If you look at the 300 brightest start the median is 185 light year with the distribution below
* <10 light years = 2 stars (Sirius and Rigel)
* 10-100 light years = 79 stars
* 101-1000 light years = 200 stars
* 1000 light years = 19 stars
The result is a consolation change but quite slowly. It is called https://en.wikipedia.org/wiki/Proper_motion and is measured. most start motion is less the 10 mas per year so it is not a lot.
Barnard’s Star moves faster at 10,000 mas per year it is 6 light years from us but it is to dim to see with your naked eye.
61 Cygni A is the faster visible at 5281 mas per year but in 2000 it is still just 3 degrees. It is not a bright start but visible.
The brightest star Sirius moves at 461mas/year is 0.25 degrees in 2000 years
So constellation does change but it is quite slow.
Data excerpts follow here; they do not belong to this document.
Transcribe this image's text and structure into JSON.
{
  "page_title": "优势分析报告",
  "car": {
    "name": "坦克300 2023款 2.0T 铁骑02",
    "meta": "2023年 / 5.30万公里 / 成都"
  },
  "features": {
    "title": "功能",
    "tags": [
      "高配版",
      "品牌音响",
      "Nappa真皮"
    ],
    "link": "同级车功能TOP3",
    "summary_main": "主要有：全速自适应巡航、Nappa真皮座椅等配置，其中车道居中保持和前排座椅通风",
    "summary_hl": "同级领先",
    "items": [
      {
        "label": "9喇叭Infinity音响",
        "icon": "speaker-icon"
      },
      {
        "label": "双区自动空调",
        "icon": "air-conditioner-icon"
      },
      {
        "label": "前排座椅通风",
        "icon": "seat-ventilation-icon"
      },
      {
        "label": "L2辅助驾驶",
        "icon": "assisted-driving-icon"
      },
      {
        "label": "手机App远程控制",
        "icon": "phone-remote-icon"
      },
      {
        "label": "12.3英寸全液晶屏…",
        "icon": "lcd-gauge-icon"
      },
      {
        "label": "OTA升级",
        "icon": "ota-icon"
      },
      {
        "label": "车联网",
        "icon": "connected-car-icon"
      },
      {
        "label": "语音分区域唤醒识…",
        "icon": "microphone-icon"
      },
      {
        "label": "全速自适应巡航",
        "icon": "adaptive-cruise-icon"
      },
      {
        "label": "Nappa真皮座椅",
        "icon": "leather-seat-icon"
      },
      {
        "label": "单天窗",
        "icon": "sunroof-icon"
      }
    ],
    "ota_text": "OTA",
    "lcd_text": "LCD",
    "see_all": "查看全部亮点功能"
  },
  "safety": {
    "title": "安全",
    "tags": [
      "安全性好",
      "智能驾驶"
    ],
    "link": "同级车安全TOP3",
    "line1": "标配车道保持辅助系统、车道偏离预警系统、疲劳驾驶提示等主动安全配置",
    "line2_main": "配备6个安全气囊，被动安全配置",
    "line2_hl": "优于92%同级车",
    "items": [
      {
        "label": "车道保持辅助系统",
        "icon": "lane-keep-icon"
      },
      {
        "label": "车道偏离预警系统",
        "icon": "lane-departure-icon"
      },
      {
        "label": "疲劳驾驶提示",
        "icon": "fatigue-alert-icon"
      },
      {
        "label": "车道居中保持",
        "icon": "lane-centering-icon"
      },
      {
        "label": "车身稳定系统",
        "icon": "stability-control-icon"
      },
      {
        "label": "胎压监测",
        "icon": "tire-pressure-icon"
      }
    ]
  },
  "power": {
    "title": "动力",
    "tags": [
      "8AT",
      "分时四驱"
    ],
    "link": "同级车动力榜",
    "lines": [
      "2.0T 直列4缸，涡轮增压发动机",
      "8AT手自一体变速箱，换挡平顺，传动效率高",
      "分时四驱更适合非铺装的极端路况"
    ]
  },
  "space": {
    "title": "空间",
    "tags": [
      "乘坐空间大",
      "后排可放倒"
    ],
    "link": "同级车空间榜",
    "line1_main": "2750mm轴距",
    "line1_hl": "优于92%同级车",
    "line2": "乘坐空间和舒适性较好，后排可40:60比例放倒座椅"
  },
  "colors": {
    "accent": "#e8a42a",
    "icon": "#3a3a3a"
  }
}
The signs of the zodiac and their applicable dates have changed since they were set around 1000 years ago:
|Star sign|Was From|Was Days|Now From|Now Days|
|Aries|Mar 21|30|Apr 19|25|
|Taurus|Apr 20|31|May 14|37|
|Gemini|May 21|31|Jun 20|31|
|Cancer|Jun 21|32|Jul 21|20|
|Leo|Jul 23|31|Aug 10|37|
|Virgo|Aug 23|31|Sep 16|45|
|Libra|Sep 23|30|Oct 31|23|
|Scorpio|Oct 23|30|Nov 23|7|
|Sagittarius|Nov 23|29|Dec 18|32|
|Capricorn|Dec 22|29|Jan 19|28|
|Aquarius|Jan 20|30|Feb 16|24|
|Pisces|Feb 19|30|Mar 12|38|
“Zodiac” is both an astrological **and** astronomical term. You probably know that the solar system is disc-shaped; if you extend that disc until it meets the next galaxy, then that galaxy is on the zodiac. *Which* galaxy is the one you would see during the day if the Sun didn’t exist, or the one which is visible in the southern night sky, but six months early (or late).
Distances in the universe are incredibly huge, so that even the great speed at wich stars move around the galaxy is extremely slow in comparision.
One “galactic year” is 230 million earth years. The last time the sun was in this position was before the first dinosaurs.
Those 5000 years humans have mapped stars are just the blink of an eye on that timescale. Stars changed positions, but not noticable for us.